Foreign nationals living in tents along the pavement in Bellville. Picture: Byron Lukas

Foreign nationals living in tents along the pavement in Bellville. Picture: Byron Lukas

Published Apr 3, 2024


Cape Town - Foreign nationals living in tents in Bellville said they have had sleepless nights since hearing there was a plan to evict them.

The City confirmed they were working with the Department of Home Affairs (DHA) and Public Works Department to obtain an eviction order in the high court for both Paint City in Bellville and Wingfield in Kensington.

The asylum seekers initially illegally occupied the Methodist Church on Greenmarket Square in 2019, before about 600 people were placed in Bellville at Paint City.

The shelter was established under the Disaster Management Act regulations.

After an internal fight among the asylum seekers, about 150 people were evicted from Paint City and moved to the pavement outside the facility.

Last week they were informed that they would be moved, including those in the tents.

“The City, DHA and national Public Works Department are preparing to submit a joint eviction application to the high court for those refugees still unlawfully occupying the DHA-run facilities at Paint City and Wingfield,” the City said.

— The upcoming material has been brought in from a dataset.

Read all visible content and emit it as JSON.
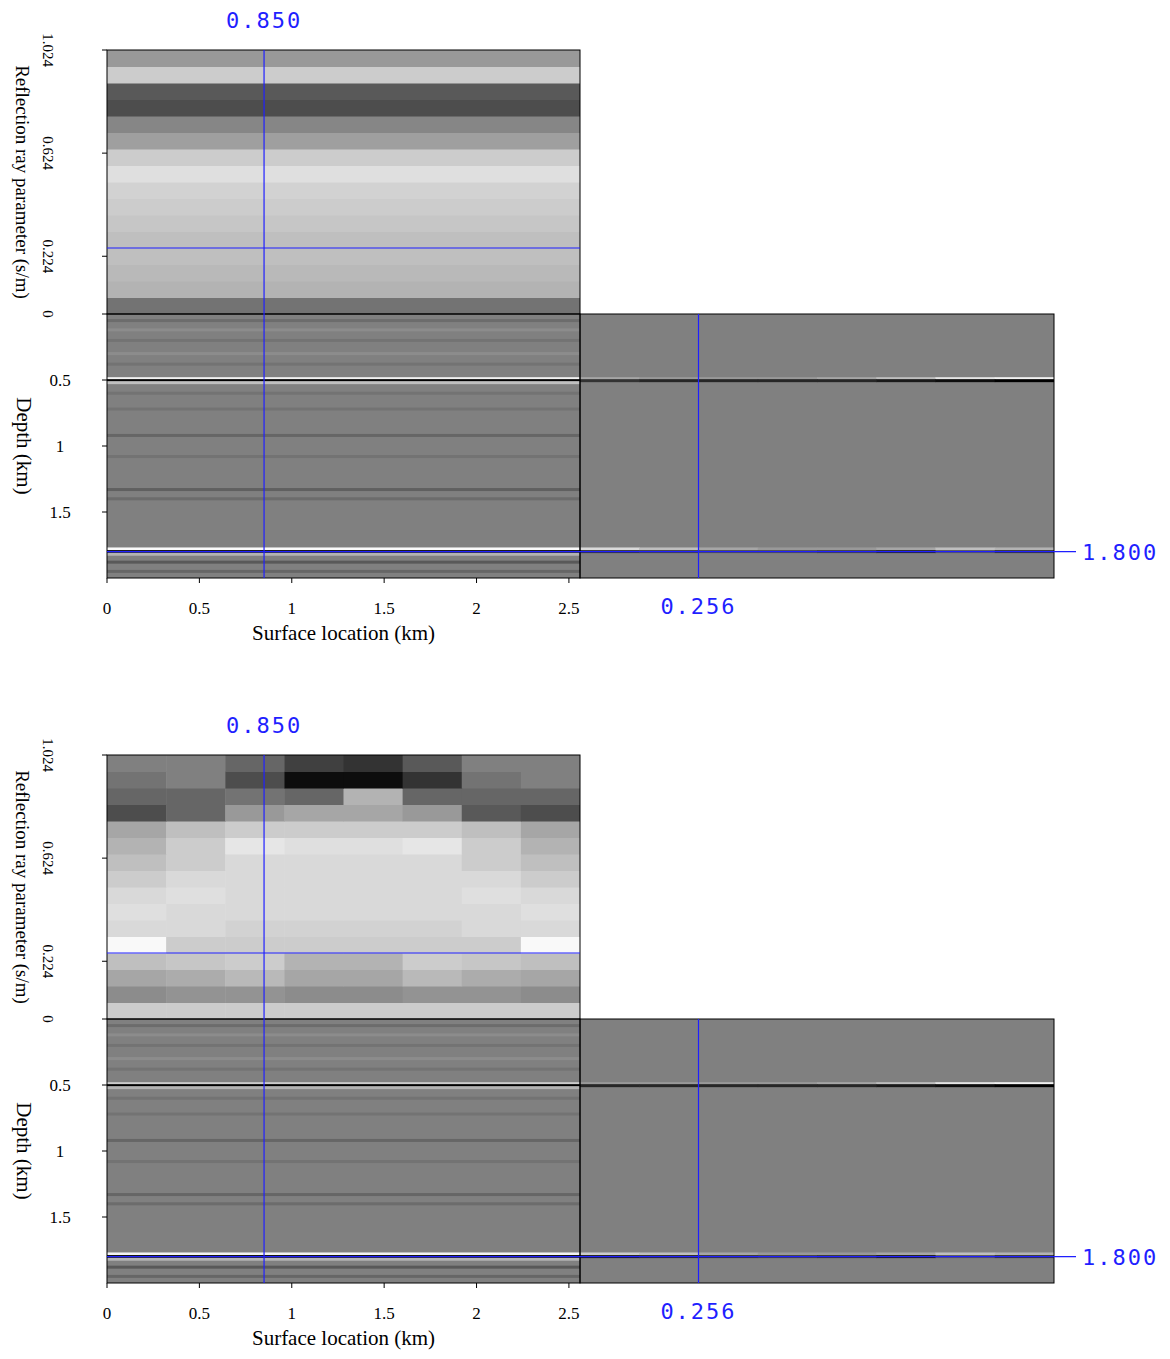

“These facilities served the purpose of DHA repatriation and reintegration processes following the unlawful occupation at Greenmarket Square and related relocation to these sites.

“In the interim, the City is exploring ways to resolve the unlawful occupation of the sidewalk and the road itself by segmenting the City’s Paint City facility so that both groupings will be separated with different access points.”

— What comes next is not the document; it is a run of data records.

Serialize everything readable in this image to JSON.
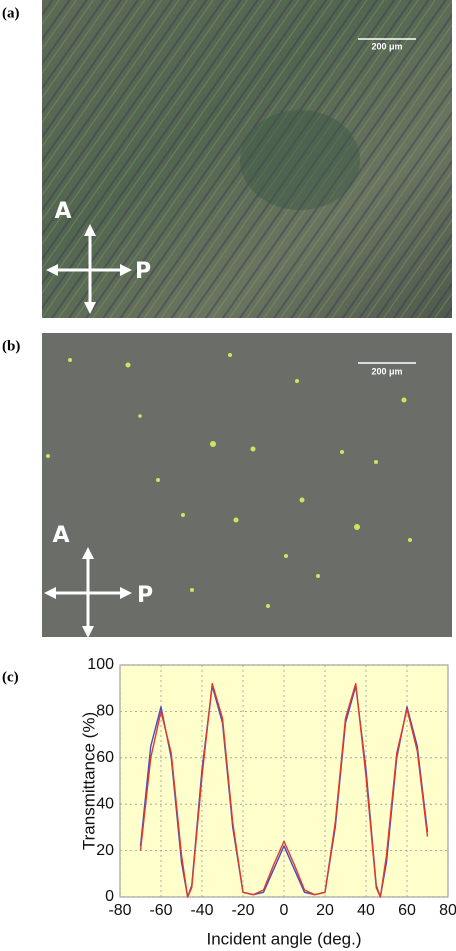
{
  "panels": [
    {
      "label": "(a)",
      "scale_bar": "200 μm",
      "analyzer": "A",
      "polarizer": "P"
    },
    {
      "label": "(b)",
      "scale_bar": "200 μm",
      "analyzer": "A",
      "polarizer": "P"
    },
    {
      "label": "(c)"
    }
  ],
  "chart_data": {
    "type": "line",
    "xlabel": "Incident angle (deg.)",
    "ylabel": "Transmittance (%)",
    "x": [
      -70,
      -65,
      -60,
      -55,
      -50,
      -47,
      -45,
      -40,
      -35,
      -30,
      -25,
      -20,
      -15,
      -10,
      -5,
      0,
      5,
      10,
      15,
      20,
      25,
      30,
      35,
      40,
      45,
      47,
      50,
      55,
      60,
      65,
      70
    ],
    "series": [
      {
        "color": "#4a4ac8",
        "values": [
          22,
          65,
          82,
          60,
          15,
          0,
          5,
          55,
          91,
          75,
          30,
          2,
          1,
          2,
          12,
          22,
          12,
          2,
          1,
          2,
          30,
          75,
          91,
          55,
          5,
          0,
          15,
          60,
          82,
          65,
          28
        ]
      },
      {
        "color": "#e03a2a",
        "values": [
          20,
          60,
          80,
          62,
          18,
          0,
          4,
          52,
          92,
          77,
          32,
          2,
          1,
          3,
          14,
          24,
          14,
          3,
          1,
          2,
          32,
          77,
          92,
          52,
          4,
          0,
          18,
          62,
          81,
          63,
          26
        ]
      }
    ],
    "xlim": [
      -80,
      80
    ],
    "ylim": [
      0,
      100
    ],
    "xticks": [
      -80,
      -60,
      -40,
      -20,
      0,
      20,
      40,
      60,
      80
    ],
    "yticks": [
      0,
      20,
      40,
      60,
      80,
      100
    ],
    "grid": true
  }
}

After the refugees, who were placed in the tents during the Covid-19 lockdown, heard there were plans to evict them, they said they would like to be moved to another country.

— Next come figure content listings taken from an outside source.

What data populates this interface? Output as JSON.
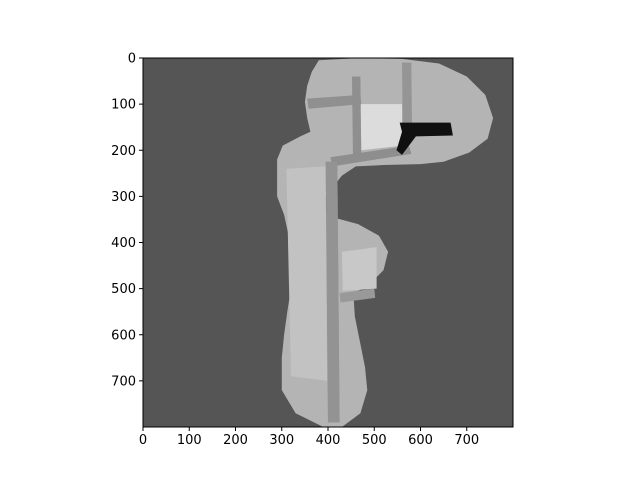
{
  "chart_data": {
    "type": "heatmap",
    "title": "",
    "xlabel": "",
    "ylabel": "",
    "xlim": [
      0,
      800
    ],
    "ylim": [
      800,
      0
    ],
    "x_ticks": [
      "0",
      "100",
      "200",
      "300",
      "400",
      "500",
      "600",
      "700"
    ],
    "y_ticks": [
      "0",
      "100",
      "200",
      "300",
      "400",
      "500",
      "600",
      "700"
    ],
    "colormap": "gray",
    "background_value_color": "#555555",
    "map_outline": [
      [
        380,
        5
      ],
      [
        470,
        0
      ],
      [
        560,
        2
      ],
      [
        640,
        12
      ],
      [
        700,
        40
      ],
      [
        740,
        80
      ],
      [
        757,
        130
      ],
      [
        745,
        175
      ],
      [
        705,
        205
      ],
      [
        650,
        225
      ],
      [
        600,
        230
      ],
      [
        520,
        232
      ],
      [
        460,
        235
      ],
      [
        430,
        255
      ],
      [
        395,
        300
      ],
      [
        390,
        330
      ],
      [
        420,
        348
      ],
      [
        465,
        360
      ],
      [
        510,
        385
      ],
      [
        530,
        420
      ],
      [
        520,
        460
      ],
      [
        485,
        495
      ],
      [
        455,
        510
      ],
      [
        458,
        560
      ],
      [
        470,
        620
      ],
      [
        480,
        670
      ],
      [
        485,
        720
      ],
      [
        470,
        770
      ],
      [
        430,
        800
      ],
      [
        390,
        800
      ],
      [
        330,
        770
      ],
      [
        300,
        720
      ],
      [
        300,
        650
      ],
      [
        305,
        600
      ],
      [
        312,
        550
      ],
      [
        320,
        500
      ],
      [
        325,
        460
      ],
      [
        318,
        400
      ],
      [
        305,
        340
      ],
      [
        290,
        300
      ],
      [
        290,
        220
      ],
      [
        302,
        190
      ],
      [
        340,
        170
      ],
      [
        362,
        160
      ],
      [
        355,
        130
      ],
      [
        350,
        95
      ],
      [
        355,
        60
      ],
      [
        365,
        30
      ]
    ],
    "corridors": [
      {
        "polygon": [
          [
            355,
            88
          ],
          [
            470,
            80
          ],
          [
            472,
            100
          ],
          [
            358,
            110
          ]
        ],
        "shade": "#909090"
      },
      {
        "polygon": [
          [
            452,
            40
          ],
          [
            470,
            40
          ],
          [
            472,
            220
          ],
          [
            454,
            222
          ]
        ],
        "shade": "#8f8f8f"
      },
      {
        "polygon": [
          [
            560,
            10
          ],
          [
            580,
            10
          ],
          [
            582,
            180
          ],
          [
            562,
            180
          ]
        ],
        "shade": "#959595"
      },
      {
        "polygon": [
          [
            405,
            215
          ],
          [
            575,
            190
          ],
          [
            580,
            208
          ],
          [
            410,
            235
          ]
        ],
        "shade": "#8e8e8e"
      },
      {
        "polygon": [
          [
            395,
            225
          ],
          [
            420,
            225
          ],
          [
            425,
            790
          ],
          [
            400,
            790
          ]
        ],
        "shade": "#939393"
      },
      {
        "polygon": [
          [
            395,
            225
          ],
          [
            420,
            225
          ],
          [
            425,
            790
          ],
          [
            400,
            790
          ]
        ],
        "shade": "#939393"
      },
      {
        "polygon": [
          [
            425,
            510
          ],
          [
            500,
            500
          ],
          [
            502,
            520
          ],
          [
            427,
            530
          ]
        ],
        "shade": "#999999"
      }
    ],
    "dark_region": {
      "polygon": [
        [
          555,
          140
        ],
        [
          665,
          140
        ],
        [
          670,
          168
        ],
        [
          590,
          170
        ],
        [
          560,
          210
        ],
        [
          548,
          200
        ],
        [
          560,
          160
        ]
      ],
      "shade": "#101010"
    }
  }
}
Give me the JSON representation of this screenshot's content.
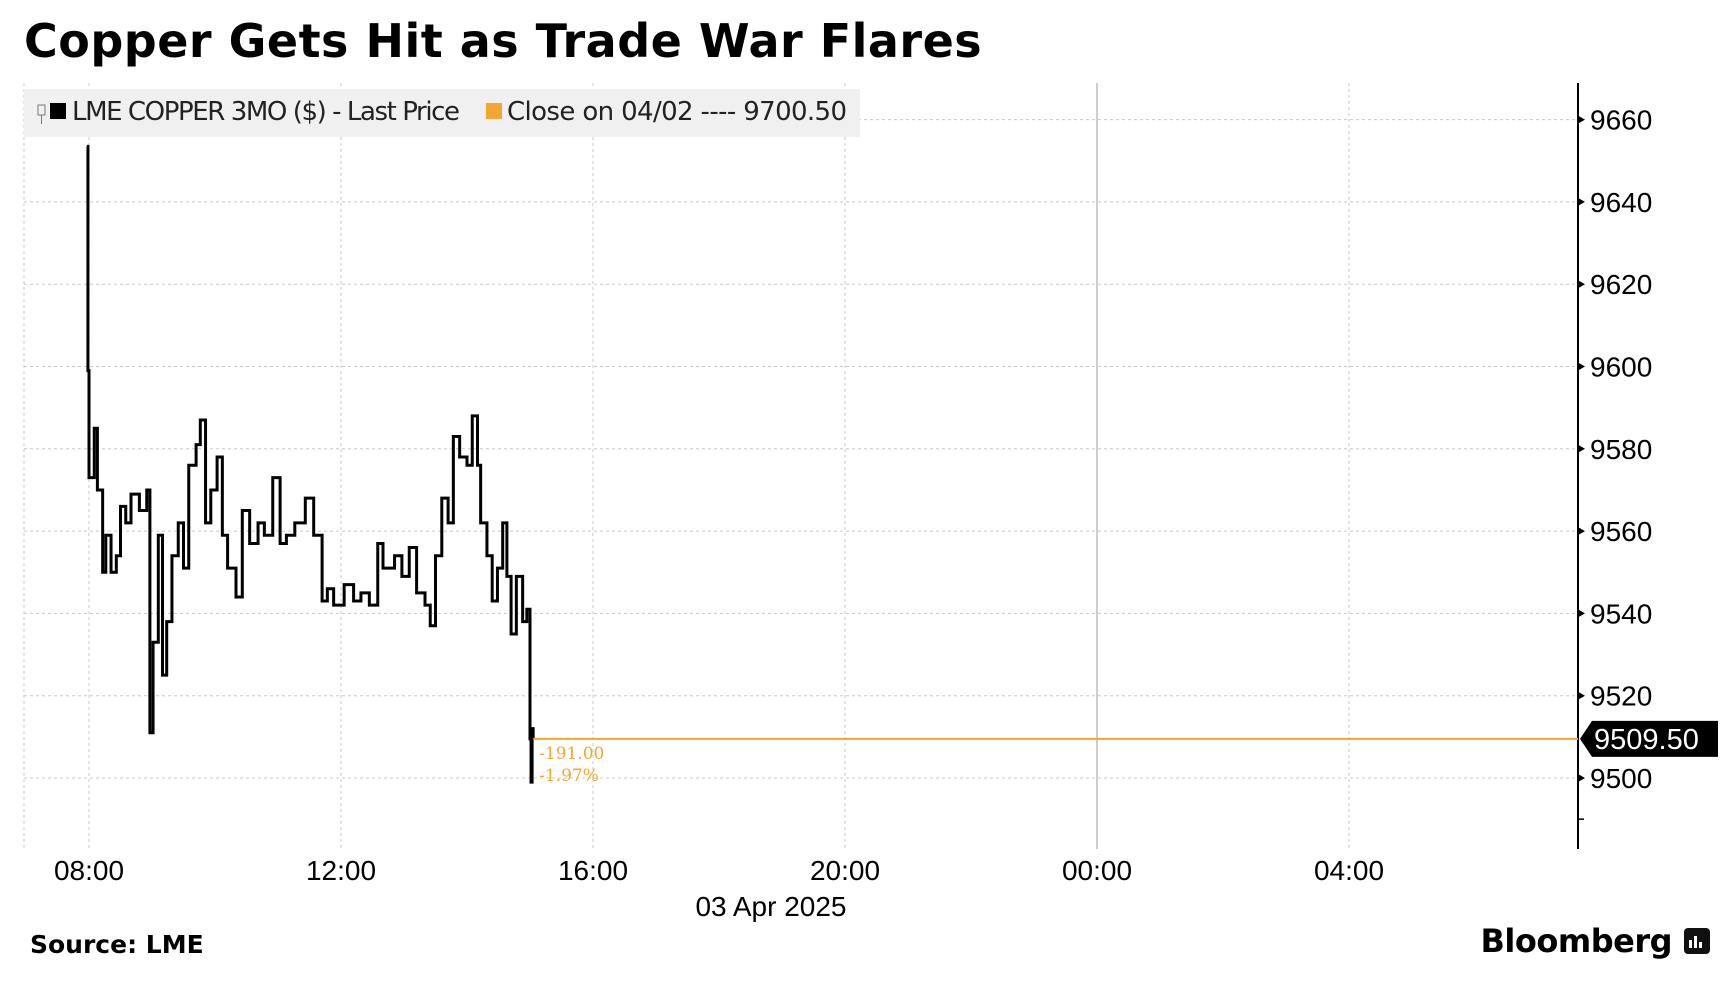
{
  "title": "Copper Gets Hit as Trade War Flares",
  "source": "Source: LME",
  "brand": "Bloomberg",
  "colors": {
    "price_line": "#000000",
    "close_line": "#f7a531",
    "legend_bg": "#f0f0f0",
    "last_tag_bg": "#000000"
  },
  "chart_data": {
    "type": "line",
    "step": true,
    "title": "",
    "xlabel": "03 Apr 2025",
    "ylabel": "",
    "x_ticks": [
      "08:00",
      "12:00",
      "16:00",
      "20:00",
      "00:00",
      "04:00"
    ],
    "y_ticks": [
      9500,
      9520,
      9540,
      9560,
      9580,
      9600,
      9620,
      9640,
      9660
    ],
    "ylim": [
      9487,
      9670
    ],
    "xlim": [
      "07:00",
      "07:45 (+1 day)"
    ],
    "grid": true,
    "y_axis_side": "right",
    "legend": {
      "placement": "top-left",
      "entries": [
        {
          "label": "LME COPPER 3MO ($) - Last Price",
          "color": "#000000"
        },
        {
          "label": "Close on 04/02 ---- 9700.50",
          "color": "#f7a531"
        }
      ]
    },
    "last_price": "9509.50",
    "change_labels": [
      "-191.00",
      "-1.97%"
    ],
    "series": [
      {
        "points": [
          [
            "07:58",
            9653.5
          ],
          [
            "07:59",
            9599
          ],
          [
            "08:00",
            9573
          ],
          [
            "08:05",
            9585
          ],
          [
            "08:08",
            9570
          ],
          [
            "08:13",
            9550
          ],
          [
            "08:16",
            9559
          ],
          [
            "08:21",
            9550
          ],
          [
            "08:26",
            9554
          ],
          [
            "08:30",
            9566
          ],
          [
            "08:35",
            9562
          ],
          [
            "08:40",
            9569
          ],
          [
            "08:48",
            9565
          ],
          [
            "08:55",
            9570
          ],
          [
            "08:58",
            9511
          ],
          [
            "09:01",
            9533
          ],
          [
            "09:06",
            9559
          ],
          [
            "09:10",
            9525
          ],
          [
            "09:14",
            9538
          ],
          [
            "09:19",
            9554
          ],
          [
            "09:25",
            9562
          ],
          [
            "09:30",
            9551
          ],
          [
            "09:35",
            9576
          ],
          [
            "09:42",
            9581
          ],
          [
            "09:46",
            9587
          ],
          [
            "09:51",
            9562
          ],
          [
            "09:56",
            9570
          ],
          [
            "10:02",
            9578
          ],
          [
            "10:07",
            9559
          ],
          [
            "10:12",
            9551
          ],
          [
            "10:20",
            9544
          ],
          [
            "10:26",
            9565
          ],
          [
            "10:33",
            9557
          ],
          [
            "10:41",
            9562
          ],
          [
            "10:47",
            9559
          ],
          [
            "10:55",
            9573
          ],
          [
            "11:02",
            9557
          ],
          [
            "11:08",
            9559
          ],
          [
            "11:16",
            9562
          ],
          [
            "11:26",
            9568
          ],
          [
            "11:34",
            9559
          ],
          [
            "11:42",
            9543
          ],
          [
            "11:47",
            9546
          ],
          [
            "11:53",
            9542
          ],
          [
            "12:03",
            9547
          ],
          [
            "12:12",
            9543
          ],
          [
            "12:19",
            9545
          ],
          [
            "12:27",
            9542
          ],
          [
            "12:35",
            9557
          ],
          [
            "12:40",
            9551
          ],
          [
            "12:51",
            9554
          ],
          [
            "12:58",
            9549
          ],
          [
            "13:05",
            9556
          ],
          [
            "13:12",
            9545
          ],
          [
            "13:20",
            9542
          ],
          [
            "13:25",
            9537
          ],
          [
            "13:30",
            9554
          ],
          [
            "13:36",
            9568
          ],
          [
            "13:42",
            9562
          ],
          [
            "13:47",
            9583
          ],
          [
            "13:53",
            9578
          ],
          [
            "14:00",
            9576
          ],
          [
            "14:05",
            9588
          ],
          [
            "14:10",
            9576
          ],
          [
            "14:13",
            9562
          ],
          [
            "14:19",
            9554
          ],
          [
            "14:24",
            9543
          ],
          [
            "14:29",
            9551
          ],
          [
            "14:34",
            9562
          ],
          [
            "14:38",
            9549
          ],
          [
            "14:42",
            9535
          ],
          [
            "14:47",
            9549
          ],
          [
            "14:53",
            9538
          ],
          [
            "14:57",
            9541
          ],
          [
            "15:00",
            9509.5
          ],
          [
            "15:01",
            9499
          ],
          [
            "15:02",
            9512
          ],
          [
            "15:03",
            9509.5
          ]
        ]
      }
    ]
  }
}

Dutamo Azazh said: “We can’t move back to the townships where we lived before occupying Greenmarket Square. I was kidnapped twice when I lived in Khayelitsha and in Paarl, I lost everything and now I can never go back. We would like to be moved to a place where we can feel safe. We are not safe to go to our own countries and also if we are reintegrated into communities. We need to move from this country, we can’t say where, but we want to go to a place like Europe for a better life, a First World country which is safe.”

Aisha Musa said when her family uprooted their lives from Darling, she thought she would get papers for her children and also be moved to a better area.

“After my husband lost his job, we decided to go to Greenmarket Square after hearing that there was a protest. We thought it would help us with the papers for our children because I have been in Cape Town for more than 10 years and I still have asylum seeker status.

“We have not been well since hearing about the eviction last week. We don’t know when they are going to evict us. We don’t know what we are going to do because I can’t go back to Darling.”